Last night I attended Dr. Pedro Noguera’s speech on Social Justice in education. The event was sponsored by the Division of Academic Affairs and centered itself upon understanding and responding to the achievement gap.
Dr. Noguera began by describing himself in the simplest fashion, as lucky. He was referring to his upbringing, education, and the various opportunities he received in these regards. Dr. Noguera sought to draw attention to the point that a child’s background and upbringing play a crucial role of their overall progression and success in life. He remarked that the biggest issue in this nation going unaddressed, is poverty, which has now transformed itself into an even larger educational issue. It is clearly evident, that a lower social and economic status creates stress and other problems facing our youth. The compounding of this allocation gap only broadens the opportunity gap. Dr. Noguera remarked that to truly reform educational opportunity in this nation, we must recognize this educational flaw as a political problem. If we were serious about reform in impoverished areas, we must regard education as a civil rights issue.
In making these points, Dr. Noguera passionately conveyed this notion to evoke change on a personal level. As a realist, he understands that this is no easy task that obviously takes time and tireless effort. Yet at the same time, he showed his intended audience of conscious members of our nation, more specifically educators, parents, and anyone else involved in the progression of our youth, that this project is all together possible. This change in educational progression has been proven effective before, and bolstered through his sharing of personal experience, as well as other inspirational stories of institutions and individuals who have elicited drastic improvement.
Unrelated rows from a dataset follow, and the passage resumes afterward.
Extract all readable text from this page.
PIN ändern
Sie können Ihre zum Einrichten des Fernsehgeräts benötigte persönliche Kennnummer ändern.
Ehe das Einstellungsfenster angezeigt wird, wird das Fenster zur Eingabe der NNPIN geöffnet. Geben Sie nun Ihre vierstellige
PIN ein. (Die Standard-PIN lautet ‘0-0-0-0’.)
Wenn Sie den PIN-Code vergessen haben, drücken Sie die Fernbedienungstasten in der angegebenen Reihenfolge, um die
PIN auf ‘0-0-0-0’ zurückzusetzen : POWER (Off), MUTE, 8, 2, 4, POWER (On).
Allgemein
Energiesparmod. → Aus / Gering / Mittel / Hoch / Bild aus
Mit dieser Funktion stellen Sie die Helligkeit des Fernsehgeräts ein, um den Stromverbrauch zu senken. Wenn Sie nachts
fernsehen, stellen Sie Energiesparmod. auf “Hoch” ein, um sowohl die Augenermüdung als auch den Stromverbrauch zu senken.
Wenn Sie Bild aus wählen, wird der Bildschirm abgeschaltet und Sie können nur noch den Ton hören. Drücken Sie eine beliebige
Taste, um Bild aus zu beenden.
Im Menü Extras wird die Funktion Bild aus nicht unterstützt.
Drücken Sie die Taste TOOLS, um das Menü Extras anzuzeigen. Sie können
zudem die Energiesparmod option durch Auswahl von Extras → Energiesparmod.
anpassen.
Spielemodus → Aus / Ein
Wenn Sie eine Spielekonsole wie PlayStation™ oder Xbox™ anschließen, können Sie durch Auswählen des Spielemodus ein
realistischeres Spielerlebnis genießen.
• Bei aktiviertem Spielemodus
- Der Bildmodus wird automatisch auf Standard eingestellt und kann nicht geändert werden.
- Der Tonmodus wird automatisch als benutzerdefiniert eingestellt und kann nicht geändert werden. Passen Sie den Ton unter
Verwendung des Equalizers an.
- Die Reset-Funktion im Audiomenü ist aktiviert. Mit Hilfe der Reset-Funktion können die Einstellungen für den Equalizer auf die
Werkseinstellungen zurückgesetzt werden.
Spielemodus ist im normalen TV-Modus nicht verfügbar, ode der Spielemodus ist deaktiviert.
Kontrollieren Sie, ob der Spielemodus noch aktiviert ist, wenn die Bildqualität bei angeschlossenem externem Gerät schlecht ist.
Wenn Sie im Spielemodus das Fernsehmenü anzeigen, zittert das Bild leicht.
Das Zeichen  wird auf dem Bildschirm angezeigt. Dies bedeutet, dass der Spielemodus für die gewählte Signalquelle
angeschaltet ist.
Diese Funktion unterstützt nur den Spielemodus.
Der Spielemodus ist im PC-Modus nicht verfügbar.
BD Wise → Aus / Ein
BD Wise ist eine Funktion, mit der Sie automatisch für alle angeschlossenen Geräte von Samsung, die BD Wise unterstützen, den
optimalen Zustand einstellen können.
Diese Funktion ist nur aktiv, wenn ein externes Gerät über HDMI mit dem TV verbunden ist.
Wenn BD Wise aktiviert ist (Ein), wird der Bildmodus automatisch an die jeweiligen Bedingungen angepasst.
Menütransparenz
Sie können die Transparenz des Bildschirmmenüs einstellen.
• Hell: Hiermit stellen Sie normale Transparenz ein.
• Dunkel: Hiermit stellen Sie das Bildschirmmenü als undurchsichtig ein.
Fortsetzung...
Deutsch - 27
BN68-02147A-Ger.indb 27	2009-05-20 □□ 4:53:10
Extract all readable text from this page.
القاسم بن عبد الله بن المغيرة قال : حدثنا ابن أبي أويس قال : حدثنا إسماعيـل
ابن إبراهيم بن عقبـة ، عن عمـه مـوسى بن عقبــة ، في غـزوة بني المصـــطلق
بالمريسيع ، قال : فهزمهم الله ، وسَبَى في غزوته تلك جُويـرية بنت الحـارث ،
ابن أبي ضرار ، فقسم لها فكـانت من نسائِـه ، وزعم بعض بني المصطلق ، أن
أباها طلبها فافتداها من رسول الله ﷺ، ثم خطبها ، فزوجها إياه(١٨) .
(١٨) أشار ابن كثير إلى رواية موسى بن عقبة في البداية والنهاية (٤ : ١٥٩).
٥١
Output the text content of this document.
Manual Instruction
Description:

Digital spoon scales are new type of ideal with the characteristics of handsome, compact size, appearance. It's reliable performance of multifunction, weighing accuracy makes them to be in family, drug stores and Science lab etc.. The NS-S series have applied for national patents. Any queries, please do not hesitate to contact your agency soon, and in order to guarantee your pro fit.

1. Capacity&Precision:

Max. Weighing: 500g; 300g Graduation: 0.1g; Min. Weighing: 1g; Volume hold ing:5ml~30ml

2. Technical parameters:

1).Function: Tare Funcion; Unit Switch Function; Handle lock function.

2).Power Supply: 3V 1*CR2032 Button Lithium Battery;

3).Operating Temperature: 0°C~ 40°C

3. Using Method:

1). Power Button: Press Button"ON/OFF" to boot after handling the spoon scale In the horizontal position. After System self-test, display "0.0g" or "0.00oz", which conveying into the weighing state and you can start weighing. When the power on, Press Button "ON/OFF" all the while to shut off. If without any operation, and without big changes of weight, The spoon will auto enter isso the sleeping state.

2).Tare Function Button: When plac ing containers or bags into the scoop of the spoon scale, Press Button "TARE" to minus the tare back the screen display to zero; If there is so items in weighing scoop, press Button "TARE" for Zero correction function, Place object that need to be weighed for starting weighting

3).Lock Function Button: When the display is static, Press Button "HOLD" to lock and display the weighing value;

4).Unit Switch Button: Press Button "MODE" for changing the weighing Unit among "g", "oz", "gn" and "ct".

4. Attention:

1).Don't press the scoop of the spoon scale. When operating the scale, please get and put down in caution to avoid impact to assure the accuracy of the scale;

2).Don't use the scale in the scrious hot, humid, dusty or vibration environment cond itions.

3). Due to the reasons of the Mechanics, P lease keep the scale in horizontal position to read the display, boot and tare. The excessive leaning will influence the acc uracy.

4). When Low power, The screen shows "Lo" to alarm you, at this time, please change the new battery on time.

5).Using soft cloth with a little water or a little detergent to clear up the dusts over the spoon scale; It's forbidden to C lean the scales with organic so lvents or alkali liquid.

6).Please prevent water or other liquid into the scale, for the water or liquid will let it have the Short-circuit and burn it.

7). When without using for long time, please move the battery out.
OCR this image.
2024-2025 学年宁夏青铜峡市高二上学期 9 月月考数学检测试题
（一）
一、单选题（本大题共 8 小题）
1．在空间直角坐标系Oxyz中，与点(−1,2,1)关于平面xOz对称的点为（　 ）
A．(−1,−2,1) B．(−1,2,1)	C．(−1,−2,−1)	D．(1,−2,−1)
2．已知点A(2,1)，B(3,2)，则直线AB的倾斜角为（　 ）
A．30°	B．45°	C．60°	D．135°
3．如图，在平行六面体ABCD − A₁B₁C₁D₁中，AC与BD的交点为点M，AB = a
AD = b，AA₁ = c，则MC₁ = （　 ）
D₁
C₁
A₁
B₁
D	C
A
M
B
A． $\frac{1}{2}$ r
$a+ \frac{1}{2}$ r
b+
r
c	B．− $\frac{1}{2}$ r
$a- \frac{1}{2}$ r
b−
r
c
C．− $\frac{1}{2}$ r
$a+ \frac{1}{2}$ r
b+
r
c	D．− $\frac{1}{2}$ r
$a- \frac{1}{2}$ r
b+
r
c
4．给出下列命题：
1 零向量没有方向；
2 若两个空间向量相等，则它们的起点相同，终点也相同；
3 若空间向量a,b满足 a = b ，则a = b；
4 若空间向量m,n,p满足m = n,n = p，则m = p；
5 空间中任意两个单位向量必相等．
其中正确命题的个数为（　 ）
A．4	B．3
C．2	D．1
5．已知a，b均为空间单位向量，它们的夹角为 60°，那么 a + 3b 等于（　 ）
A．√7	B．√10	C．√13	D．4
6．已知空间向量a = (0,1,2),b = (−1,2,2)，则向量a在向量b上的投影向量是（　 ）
Dr. Noguera powerful personality, and engaging speaking technique worked together for an altogether amazingly inspirational presentation the possibility for educational improvement. He pointed out that the key to connecting with kids is to develop personal relationships and respect, as a means to show them that they should be excited about knowledge and embrace learning for a better future. Paralleling this idea, Dr. Noguera established this same engagingly connected relationship with his audience in the short hour he spent with us, cementing the effectiveness of his ideas. This was clearly evident in the question and answer aspect after the conclusion of his discussion. The welcoming tone had been set by his speech, and the questions followed suit. Unfortunately one woman completely missed the underlying message of his speech, yet Dr. Noguera handled her, dare I say, with the same level of understanding, attention, and respect, he would apply to troubled youth.
I found Dr. Noguera’s talk to be unbelievable exhilarating, and I can see why his tactics are so effective. He created a an electric atmosphere allowing his energy to rub of on his audience. With he service i am engaged in at Guilford Elementary, I felt inspired to take action and make a difference myself. One of the students I work with loves to draw and in between study session I allow her breaks to blow off steam by doodling in her notebook. I asked her if she enjoyed their art class there, and she responded that they did not have one whatsoever. Art is a passion of mine, and because of Dr. Noguera’s speech I felt compelled to speak with an administrator to attempt to devise a program in which, if possible, i could work with interested students as a means of continuing my service.
I found it easy to connect this event to this weeks readings as it pertained to the article, "Serving Up Hope." In the same inspirational light, Stephanie Shapiro shared the story of a couple who put their creativity and vigor for service together to provide an outlet for the less fortunate. The Sampson's gave former drug users a second chance and an amazing opportunity to turn their lives around by allowing them work and a greater sense of useful purpose. Galen Sampson and Dr. Noguera share the same ability to "hold chaos at bay," in the way that they both embraced a goal and designed apprenticeship programs for the betterment of their fellow man.